En d'autres termes, chers concitoyens, je vous propose de ne pas céder à l'hypocrisie : des dirigeants peuvent, par métier, s'y résigner, mais aucun Français dépourvu de responsabilités particulières ne peut travestir son jugement personnel.
Ne nourrissez pas un complexe de culpabilité qui affaiblit votre raisonnement. Personne, en France, ne combat une religion ou une culture. Une société structurée et cartésienne comme la nôtre a simplement besoin de se protéger contre l'insécurité, celle du dedans et celle du dehors.
Car nous avons des arguments. Nous pourrions, par exemple, nous étonner de ce qu'il n'y ait pas eu à ce jour un ou plusieurs intellectuels musulmans pour rappeler, en plein délire antiaméricain, qu'il y a deux ans à peine, l'Amérique, avec les autres pays membres de l'OTAN, a bombardé la Serbie et le Kosovo pour protéger des musulmans menacés d'extermination ; de la même manière que des soldats américains et européens campent en Bosnie pour assurer la sécurité des musulmans.
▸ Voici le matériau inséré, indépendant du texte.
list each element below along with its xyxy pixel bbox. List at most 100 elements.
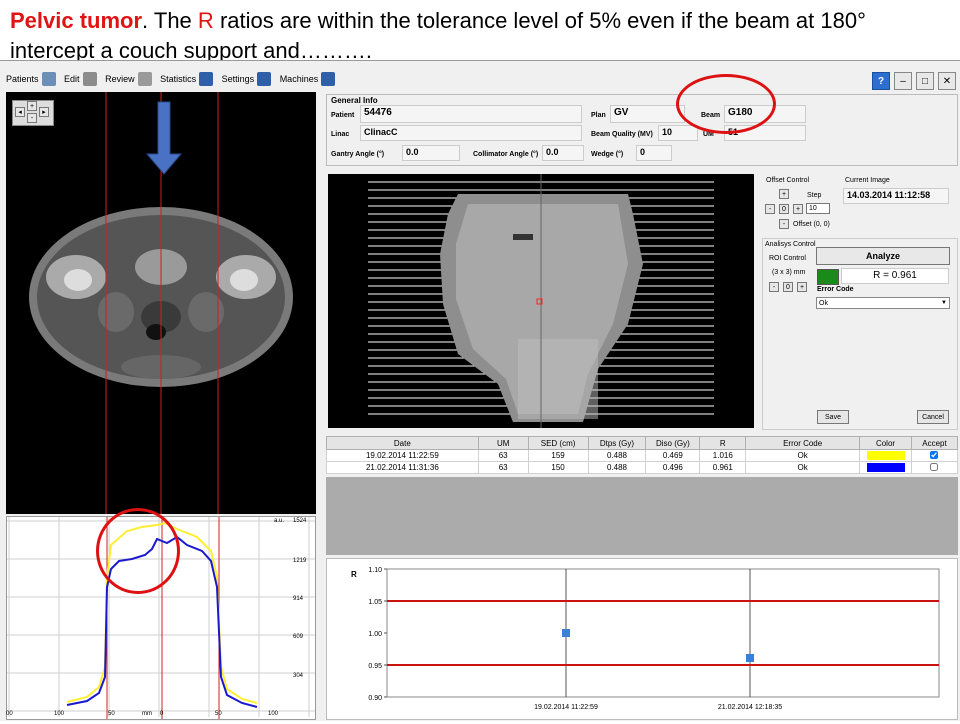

Or, pour sauver des milliers de vies musulmanes (et ici même, dans ces colonnes, nous avons soutenu avec vigueur le combat des Occidentaux contre l'« épuration ethnique », ce qui ne nous a pas toujours valu des compliments), il a bien fallu fallu bombarder Belgrade et, malheureusement, tuer beaucoup de Serbes, chrétiens de surcroît.
Le droit de vivre
C'est assez dire que le procès fait aux Etats-Unis par les fanatiques n'a aucun fondement. Nous sommes, chers concitoyens, du côté de ce premier droit qu'est le droit à la vie. Et nous n'avons aucun compte à rendre à ceux qui nous accusent de fomenter contre leur culture on ne sait quel complot international. Ils mentent ; et la meilleure preuve en est qu'ils n'ont pas toujours des amis dans le camp qu'ils prétendent défendre. En dépit des manifestations organisées en Egypte, en Indonésie ou même à Gaza contre l'Amérique, certains leaders arabes n'ont pas hésité à dénoncer le comportement d'Ossama Ben Laden et de sa qaida. L'événement le plus surprenant de ces derniers jours n'est pas qu'Israël ait rejeté tout lien entre le conflit avec les Palestiniens et les attentats anti-américains, c'est que la dirigeante palestinienne Hanane Achraoui partage la même analyse : « Le peuple palestinien, a-t-elle déclaré à l'AFP, n'est pas un jouet entre les mains de n'importe quel individu qui veut échafauder des plans car notre cause a sa propre spécifité et ne sera un alibi pour personne. »
On conviendra que l'attitude de Mme Achraoui a pour objectif de laver les Palestiniens de l'accusation de terrorisme. Elle n'en traduit pas moins un rejet de la « cause » que Ben Laden prétend défendre.
Ici même, nous n'avons cessé de l'écrire : Ben Laden ne s'intéresse pas aux Palestiniens. Pour nourrir sa mégalomanie, il lui fallait attaquer le plus puissant de ses ennemis, et à travers lui, tout ce que nous sommes. Si les symboles ont un sens, la destruction des tours du World Trade Center constitue une tentative pour détruire le système démocratique et parlementaire, la société postindustrielle et arrêter net cet inévitable tropisme du genre humain vers l'organisation d'une société décente et laborieuse. C'est un assaut du Moyen Age contre la modernité. L'enjeu est considérable et nous ne devons pas craindre d'utiliser les grands moyens pour vaincre nos agresseurs.